Tuesday, June 24, 2008

Looking for the footprints

Righteousness will go before Him and will make His footsteps into a way. Psalm 85:13

I haven't written in a few days, both because I've been very busy and because our internet was out for almost two days. If you're looking for a good, but difficult, way to practice your new language--call the internet repairman to try and figure out what's wrong with your internet. Good times! We have been busy, too--language lessons, meetings, new families coming into Moscow, friends leaving for Stateside, sleepovers, picnics--you get the idea. In fact, as I write this, Hannah is at her friend's house spending the night. We have a break in language lessons next week while our teacher is on vacation in Turkey, and then we have three more days and I'm done and Marc is done for the rest of July and all of August. In September, he will go back to do some part-time language, but will be done with full-time. You cannot imagine the sigh of relief that is for us. Because we are working under the International Service Corps and not the Career appointment track for the IMB, we have had to do full-time language with no help for our children. If we were career, we would have had school paid for so the kids would be out of the house during our language lessons, and we might have had a house helper. We have had neither, and it has been extremely difficult on the entire family. Please know that I am not complaining--these are simply the facts of the program under which we came. But now that it's summer, it is very hard on the kids, because they are basically stuck in the apartment while we are doing language and homework. My kids are from Florida, and they need their outside time!

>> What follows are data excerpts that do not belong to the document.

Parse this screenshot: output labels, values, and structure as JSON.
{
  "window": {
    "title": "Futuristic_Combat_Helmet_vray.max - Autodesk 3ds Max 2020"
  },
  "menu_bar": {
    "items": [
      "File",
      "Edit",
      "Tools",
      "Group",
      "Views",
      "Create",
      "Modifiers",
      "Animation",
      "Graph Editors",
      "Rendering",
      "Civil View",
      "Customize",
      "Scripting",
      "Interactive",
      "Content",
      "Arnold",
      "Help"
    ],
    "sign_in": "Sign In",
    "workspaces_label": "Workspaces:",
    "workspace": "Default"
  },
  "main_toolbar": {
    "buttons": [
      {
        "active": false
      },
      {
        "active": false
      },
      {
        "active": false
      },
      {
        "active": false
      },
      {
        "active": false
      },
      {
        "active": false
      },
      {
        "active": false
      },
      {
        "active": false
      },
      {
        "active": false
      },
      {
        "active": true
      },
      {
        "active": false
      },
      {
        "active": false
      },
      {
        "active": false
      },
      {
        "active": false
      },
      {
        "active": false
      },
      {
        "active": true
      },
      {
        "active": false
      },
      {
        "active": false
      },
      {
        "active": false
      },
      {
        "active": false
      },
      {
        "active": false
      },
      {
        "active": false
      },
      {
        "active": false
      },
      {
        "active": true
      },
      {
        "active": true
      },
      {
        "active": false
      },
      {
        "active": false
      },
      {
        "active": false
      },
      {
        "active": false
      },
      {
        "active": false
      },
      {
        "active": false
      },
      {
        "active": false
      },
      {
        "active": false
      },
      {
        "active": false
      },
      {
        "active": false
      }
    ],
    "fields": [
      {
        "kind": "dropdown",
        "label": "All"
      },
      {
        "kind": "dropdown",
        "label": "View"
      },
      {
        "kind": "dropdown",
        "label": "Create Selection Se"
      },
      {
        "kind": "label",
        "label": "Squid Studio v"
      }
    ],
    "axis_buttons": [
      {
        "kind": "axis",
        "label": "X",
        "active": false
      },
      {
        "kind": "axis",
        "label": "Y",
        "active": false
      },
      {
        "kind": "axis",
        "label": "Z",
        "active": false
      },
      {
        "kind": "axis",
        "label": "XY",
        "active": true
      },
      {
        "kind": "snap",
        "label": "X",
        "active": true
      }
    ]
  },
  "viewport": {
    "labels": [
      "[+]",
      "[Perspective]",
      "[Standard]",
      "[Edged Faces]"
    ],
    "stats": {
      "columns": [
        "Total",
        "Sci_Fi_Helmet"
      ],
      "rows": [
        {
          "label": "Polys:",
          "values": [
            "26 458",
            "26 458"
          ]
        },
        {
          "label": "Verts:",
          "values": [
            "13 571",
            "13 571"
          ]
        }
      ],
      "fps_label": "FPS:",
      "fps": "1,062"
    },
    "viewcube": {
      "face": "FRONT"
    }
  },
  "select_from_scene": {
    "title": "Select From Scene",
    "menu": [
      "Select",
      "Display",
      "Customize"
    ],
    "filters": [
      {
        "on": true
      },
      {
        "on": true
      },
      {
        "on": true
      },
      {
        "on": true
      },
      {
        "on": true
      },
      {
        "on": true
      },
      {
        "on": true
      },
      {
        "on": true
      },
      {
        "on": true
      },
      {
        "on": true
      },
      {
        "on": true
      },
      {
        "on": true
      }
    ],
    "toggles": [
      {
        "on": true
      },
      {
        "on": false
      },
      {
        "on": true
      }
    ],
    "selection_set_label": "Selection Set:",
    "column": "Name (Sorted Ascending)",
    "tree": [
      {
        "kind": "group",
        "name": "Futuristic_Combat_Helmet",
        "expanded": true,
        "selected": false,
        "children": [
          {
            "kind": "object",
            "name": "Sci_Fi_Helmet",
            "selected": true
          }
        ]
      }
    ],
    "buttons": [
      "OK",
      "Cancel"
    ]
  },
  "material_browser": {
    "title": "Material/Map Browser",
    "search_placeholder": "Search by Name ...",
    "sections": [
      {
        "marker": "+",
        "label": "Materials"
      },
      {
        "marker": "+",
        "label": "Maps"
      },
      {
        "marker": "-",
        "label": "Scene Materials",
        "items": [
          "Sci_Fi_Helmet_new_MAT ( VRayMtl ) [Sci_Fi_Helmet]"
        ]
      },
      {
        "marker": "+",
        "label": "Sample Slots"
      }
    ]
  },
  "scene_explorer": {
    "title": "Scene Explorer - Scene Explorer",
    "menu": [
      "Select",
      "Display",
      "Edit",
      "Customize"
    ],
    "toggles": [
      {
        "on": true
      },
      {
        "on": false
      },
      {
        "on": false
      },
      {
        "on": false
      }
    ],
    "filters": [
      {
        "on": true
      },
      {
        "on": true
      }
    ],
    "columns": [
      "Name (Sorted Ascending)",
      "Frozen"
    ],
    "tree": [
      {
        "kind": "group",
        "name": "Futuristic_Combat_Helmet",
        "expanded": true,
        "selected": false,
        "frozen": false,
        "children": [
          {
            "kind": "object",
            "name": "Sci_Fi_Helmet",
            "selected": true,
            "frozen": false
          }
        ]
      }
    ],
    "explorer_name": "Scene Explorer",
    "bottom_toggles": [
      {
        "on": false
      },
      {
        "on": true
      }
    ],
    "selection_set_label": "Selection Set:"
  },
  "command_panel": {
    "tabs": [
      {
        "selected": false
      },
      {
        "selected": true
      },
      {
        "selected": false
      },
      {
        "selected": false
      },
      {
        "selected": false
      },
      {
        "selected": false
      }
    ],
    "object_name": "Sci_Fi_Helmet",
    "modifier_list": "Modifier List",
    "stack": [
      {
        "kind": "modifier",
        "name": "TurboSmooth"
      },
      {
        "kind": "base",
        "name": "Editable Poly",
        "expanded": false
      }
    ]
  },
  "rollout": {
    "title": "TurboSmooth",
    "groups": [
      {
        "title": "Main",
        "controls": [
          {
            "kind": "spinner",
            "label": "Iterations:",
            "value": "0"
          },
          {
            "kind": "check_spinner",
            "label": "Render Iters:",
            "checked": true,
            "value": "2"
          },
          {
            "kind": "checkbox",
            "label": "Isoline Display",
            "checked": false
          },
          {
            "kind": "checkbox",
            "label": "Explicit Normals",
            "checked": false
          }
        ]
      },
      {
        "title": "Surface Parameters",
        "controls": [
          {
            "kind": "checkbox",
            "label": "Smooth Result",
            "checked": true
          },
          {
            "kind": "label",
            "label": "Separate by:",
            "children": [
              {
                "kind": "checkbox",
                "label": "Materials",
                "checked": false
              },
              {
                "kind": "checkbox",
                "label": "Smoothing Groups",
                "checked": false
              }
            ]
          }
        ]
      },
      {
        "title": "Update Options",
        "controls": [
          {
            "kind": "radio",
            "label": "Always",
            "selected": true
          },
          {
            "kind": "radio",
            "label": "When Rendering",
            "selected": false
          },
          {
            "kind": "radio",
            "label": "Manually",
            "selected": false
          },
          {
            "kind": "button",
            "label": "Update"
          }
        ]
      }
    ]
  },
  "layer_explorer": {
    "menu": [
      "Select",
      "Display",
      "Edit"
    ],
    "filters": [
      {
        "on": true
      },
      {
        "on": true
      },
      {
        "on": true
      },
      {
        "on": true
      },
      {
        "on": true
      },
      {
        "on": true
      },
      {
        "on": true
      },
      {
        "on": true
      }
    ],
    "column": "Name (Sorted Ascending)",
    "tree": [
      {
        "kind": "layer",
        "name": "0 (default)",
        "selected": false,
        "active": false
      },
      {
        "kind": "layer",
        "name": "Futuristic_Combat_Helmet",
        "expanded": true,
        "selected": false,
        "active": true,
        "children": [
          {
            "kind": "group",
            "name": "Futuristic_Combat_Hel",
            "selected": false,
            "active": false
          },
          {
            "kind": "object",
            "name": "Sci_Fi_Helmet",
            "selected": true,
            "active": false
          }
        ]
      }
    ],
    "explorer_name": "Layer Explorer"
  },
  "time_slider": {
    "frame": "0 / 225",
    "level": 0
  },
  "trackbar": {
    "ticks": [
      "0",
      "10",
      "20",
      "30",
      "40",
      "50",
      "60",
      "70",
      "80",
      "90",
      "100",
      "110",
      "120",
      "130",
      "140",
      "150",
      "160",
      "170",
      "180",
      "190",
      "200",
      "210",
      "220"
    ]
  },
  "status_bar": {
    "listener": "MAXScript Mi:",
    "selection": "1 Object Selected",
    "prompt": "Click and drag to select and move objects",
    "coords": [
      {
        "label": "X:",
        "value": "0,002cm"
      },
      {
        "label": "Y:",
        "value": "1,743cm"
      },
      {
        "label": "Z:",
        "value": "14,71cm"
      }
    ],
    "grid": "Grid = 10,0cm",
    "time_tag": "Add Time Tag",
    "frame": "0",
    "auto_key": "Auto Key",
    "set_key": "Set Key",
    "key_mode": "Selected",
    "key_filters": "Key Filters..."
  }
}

So we made this decision prayerfully and carefully, but we have no doubt that it's the right decision. We will never be fully finished with language, and if we come back to Russia as career missionaries we will have to go back into language school for at least a year. I have to be honest...that's a hard idea to wrap my brain around. But if that's what God calls us to, then that's what we'll do.

One of the things I have really, really struggled with here is what success looks like. When we were in a meeting the first month we were here, a good friend, someone whose opinion I value highly, said to me, "Kellye, my concern for you is that you put such an emphasis on being successful. Success does not look the same here as it did in the States." Truer words have never been spoken. When we were deciding whether or not to take on house church after our team leaders head home for a year of Stateside, my only concern was success. I even said to Marc, "I don't want to fail at one more thing here. I just don't think I can handle any more failure." When he asked me what I felt I had failed at, my response was a long list of things: language, homeschooling, making friends, getting the house organized...you name it, and I feel I've failed at it. Then last weekend, I made the mistake of looking at some very, very good news about some programs I started in a couple of the schools I worked in at home. Those programs are thriving, students are being successful, teachers seem satisfied...and I'm stuck in Russia, where I can't even speak the language above the level of a five-year-old. I know what success looks like in my field. I know what success looks like in my home church. But it's not at all clear to me what success looks like here.

I'd love to say that I have this all figured out now, that my search for success is all in the past tense, that I feel comfortable and encouraged and wonderful about how I fit into God's plan for this huge city...but I can't. Marc is gregarious and outgoing, and Russians adore him. He has work stacked up for the next twenty years. He clearly fits into the IMB's strategy for this megacity. My particular gifts--organization, leadership, even music--don't seem to be of any use here. But I know that God has a purpose and a plan, and that somewhere out there in this city of fifteen million, His footprints are laying out a way for me. I just have to find where the footprints are, and then follow. Of course, that falls under the heading of "easier to say than do," but I think He'll honor my efforts.

Well, everyone in my house is up and moving, so I should go. There is enough cleaning to be done to keep me busy for a long time, so I should probably get to it. Wherever you are in the world, I pray that His footsteps are clearly marked out for you, and that your coffeecake turned out as tasty as mine did this morning. Blessings to you and yours!